A falta de vergonha da Igreja

“A posição ziguezagueante, ambígua e amoral dos bispos portugueses é intolerável e determina o fim da Igreja Católica como referência moral”

A forma como os bispos portugueses estão a lidar com a revelação de abusos sexuais por parte de alguns sacerdotes é lamentável. Se durante anos muitos fecharam os olhos e assobiaram para o lado; se as vítimas ficavam em silêncio por vergonha; se perante pequenas denúncias envergonhadas a sociedade encolheu os ombros e nada fez; se o poder da Igreja silenciou tudo e todos; se durante dezenas de anos o sofrimento foi individual, das vítimas, e ninguém teve a sensatez de parar os agressores e abusadores, escondidos por detrás do hábito, da insensibilidade ou do “Vai que estás perdoado”, chegou o tempo da sociedade se revoltar e exigir a investigação civil, a eventual criminalização e julgamento dos abusadores – o abuso contra crianças não pode prescrever e não pode ser relativizado!
A Conferência Episcopal Portuguesa já tinha perdido uma oportunidade, em conferência de imprensa, de recuperar a sua dimensão de referência moral na sociedade portuguesa – na verdade, deu um golpe profundo no contrato de confiança construído ao longo de centenas de anos. Mas as palavras do cardeal-patriarca de Lisboa, D. Manuel Clemente, mataram qualquer esperança de encontrar na atual Igreja Católica portuguesa um pouco de luz, de moralidade e compaixão. Ou de empatia para com as vítimas. Tudo ao contrário do que durante centenas de anos foi ensinado na catequese, na doutrina ou nos ensinamentos da Igreja. Manuel Clemente sustentou que os padres suspeitos de abuso sexual de crianças não podem ser suspensos, ainda que preventivamente – felizmente nem todos pensam assim na Igreja portuguesa e o Bispo de Braga já veio contrariar essa tese e o reitor do seminário maior de Coimbra, o padre Nuno Santos, esclarece que «há diretivas objetivas do papa Francisco, que ditam que, quando um sacerdote é acusado e essa acusação é objetiva e tem fundamento forte, esse padre deve ser retirado automaticamente de funções». Ou seja, a maioria dos bispos portugueses não vê razões de índole moral para suspender (e até proteger) aqueles que são suspeitos de abusar de crianças e de crianças que estavam à sua guarda… e concluem que só devem atuar perante a evidência legal ou criminal.
A mesma interpretação, de muito dos bispos portugueses, terá o Bispo da Guarda.

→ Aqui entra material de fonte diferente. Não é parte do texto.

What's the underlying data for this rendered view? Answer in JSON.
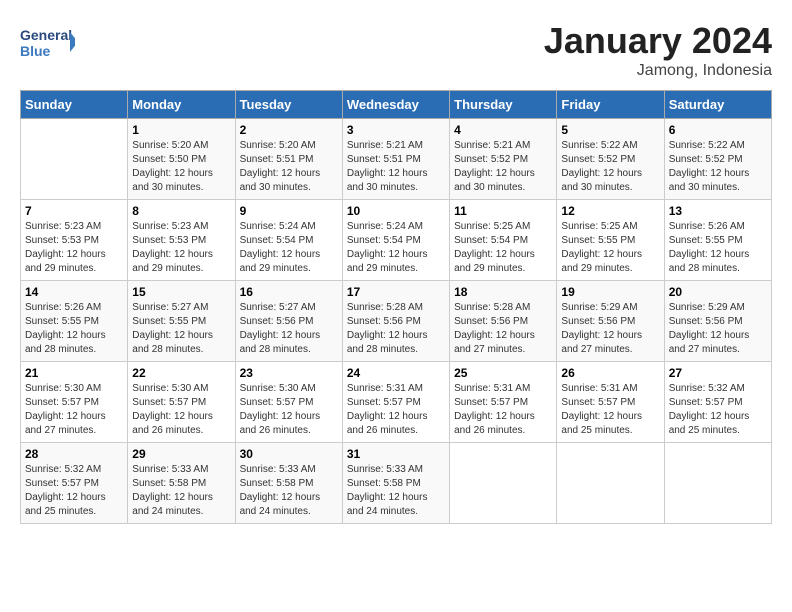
{
  "header": {
    "logo_general": "General",
    "logo_blue": "Blue",
    "month_year": "January 2024",
    "location": "Jamong, Indonesia"
  },
  "weekdays": [
    "Sunday",
    "Monday",
    "Tuesday",
    "Wednesday",
    "Thursday",
    "Friday",
    "Saturday"
  ],
  "weeks": [
    [
      {
        "day": "",
        "info": ""
      },
      {
        "day": "1",
        "info": "Sunrise: 5:20 AM\nSunset: 5:50 PM\nDaylight: 12 hours\nand 30 minutes."
      },
      {
        "day": "2",
        "info": "Sunrise: 5:20 AM\nSunset: 5:51 PM\nDaylight: 12 hours\nand 30 minutes."
      },
      {
        "day": "3",
        "info": "Sunrise: 5:21 AM\nSunset: 5:51 PM\nDaylight: 12 hours\nand 30 minutes."
      },
      {
        "day": "4",
        "info": "Sunrise: 5:21 AM\nSunset: 5:52 PM\nDaylight: 12 hours\nand 30 minutes."
      },
      {
        "day": "5",
        "info": "Sunrise: 5:22 AM\nSunset: 5:52 PM\nDaylight: 12 hours\nand 30 minutes."
      },
      {
        "day": "6",
        "info": "Sunrise: 5:22 AM\nSunset: 5:52 PM\nDaylight: 12 hours\nand 30 minutes."
      }
    ],
    [
      {
        "day": "7",
        "info": "Sunrise: 5:23 AM\nSunset: 5:53 PM\nDaylight: 12 hours\nand 29 minutes."
      },
      {
        "day": "8",
        "info": "Sunrise: 5:23 AM\nSunset: 5:53 PM\nDaylight: 12 hours\nand 29 minutes."
      },
      {
        "day": "9",
        "info": "Sunrise: 5:24 AM\nSunset: 5:54 PM\nDaylight: 12 hours\nand 29 minutes."
      },
      {
        "day": "10",
        "info": "Sunrise: 5:24 AM\nSunset: 5:54 PM\nDaylight: 12 hours\nand 29 minutes."
      },
      {
        "day": "11",
        "info": "Sunrise: 5:25 AM\nSunset: 5:54 PM\nDaylight: 12 hours\nand 29 minutes."
      },
      {
        "day": "12",
        "info": "Sunrise: 5:25 AM\nSunset: 5:55 PM\nDaylight: 12 hours\nand 29 minutes."
      },
      {
        "day": "13",
        "info": "Sunrise: 5:26 AM\nSunset: 5:55 PM\nDaylight: 12 hours\nand 28 minutes."
      }
    ],
    [
      {
        "day": "14",
        "info": "Sunrise: 5:26 AM\nSunset: 5:55 PM\nDaylight: 12 hours\nand 28 minutes."
      },
      {
        "day": "15",
        "info": "Sunrise: 5:27 AM\nSunset: 5:55 PM\nDaylight: 12 hours\nand 28 minutes."
      },
      {
        "day": "16",
        "info": "Sunrise: 5:27 AM\nSunset: 5:56 PM\nDaylight: 12 hours\nand 28 minutes."
      },
      {
        "day": "17",
        "info": "Sunrise: 5:28 AM\nSunset: 5:56 PM\nDaylight: 12 hours\nand 28 minutes."
      },
      {
        "day": "18",
        "info": "Sunrise: 5:28 AM\nSunset: 5:56 PM\nDaylight: 12 hours\nand 27 minutes."
      },
      {
        "day": "19",
        "info": "Sunrise: 5:29 AM\nSunset: 5:56 PM\nDaylight: 12 hours\nand 27 minutes."
      },
      {
        "day": "20",
        "info": "Sunrise: 5:29 AM\nSunset: 5:56 PM\nDaylight: 12 hours\nand 27 minutes."
      }
    ],
    [
      {
        "day": "21",
        "info": "Sunrise: 5:30 AM\nSunset: 5:57 PM\nDaylight: 12 hours\nand 27 minutes."
      },
      {
        "day": "22",
        "info": "Sunrise: 5:30 AM\nSunset: 5:57 PM\nDaylight: 12 hours\nand 26 minutes."
      },
      {
        "day": "23",
        "info": "Sunrise: 5:30 AM\nSunset: 5:57 PM\nDaylight: 12 hours\nand 26 minutes."
      },
      {
        "day": "24",
        "info": "Sunrise: 5:31 AM\nSunset: 5:57 PM\nDaylight: 12 hours\nand 26 minutes."
      },
      {
        "day": "25",
        "info": "Sunrise: 5:31 AM\nSunset: 5:57 PM\nDaylight: 12 hours\nand 26 minutes."
      },
      {
        "day": "26",
        "info": "Sunrise: 5:31 AM\nSunset: 5:57 PM\nDaylight: 12 hours\nand 25 minutes."
      },
      {
        "day": "27",
        "info": "Sunrise: 5:32 AM\nSunset: 5:57 PM\nDaylight: 12 hours\nand 25 minutes."
      }
    ],
    [
      {
        "day": "28",
        "info": "Sunrise: 5:32 AM\nSunset: 5:57 PM\nDaylight: 12 hours\nand 25 minutes."
      },
      {
        "day": "29",
        "info": "Sunrise: 5:33 AM\nSunset: 5:58 PM\nDaylight: 12 hours\nand 24 minutes."
      },
      {
        "day": "30",
        "info": "Sunrise: 5:33 AM\nSunset: 5:58 PM\nDaylight: 12 hours\nand 24 minutes."
      },
      {
        "day": "31",
        "info": "Sunrise: 5:33 AM\nSunset: 5:58 PM\nDaylight: 12 hours\nand 24 minutes."
      },
      {
        "day": "",
        "info": ""
      },
      {
        "day": "",
        "info": ""
      },
      {
        "day": "",
        "info": ""
      }
    ]
  ]
}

Manuel Felício decidiu manter em atividade o pároco de cinco paróquias de Figueira de Castelo Rodrigo, que está a ser investigado após denúncia num dos testemunhos validados pela Comissão Independente para o Estudo dos Abusos Sexuais de Crianças na Igreja Católica. Lamentável. Mas não surpreendente. O Bispo da Guarda, que tinha ficado conhecido por ter dado guarida e apoio ao antigo vice-reitor do Seminário do Fundão, que viria a ser condenado em Tribunal a 10 anos de prisão pelo crime de abuso sexual de menores, volta a protagonizar uma história triste de falta de compaixão e pudor.
Como muito bem defendeu o movimento “Nós Somos Igreja” é «absolutamente fundamental» o afastamento preventivo dos padres suspeitos de terem abusado de crianças.
A posição ziguezagueante, ambígua e amoral dos bispos portugueses é intolerável e determina o fim da Igreja Católica como referência moral, como afirmou Paulo Mendes Pinto. Os católicos têm de exigir compaixão e não podem ser coniventes com os abusadores de crianças. E, por bom senso, em consciência, não podem tergiversar na condenação dos agressores. Pelo menos 4.815 crianças foram abusadas por membros da Igreja Católica em Portugal nos últimos 72 anos. Nada pode ficar como antes.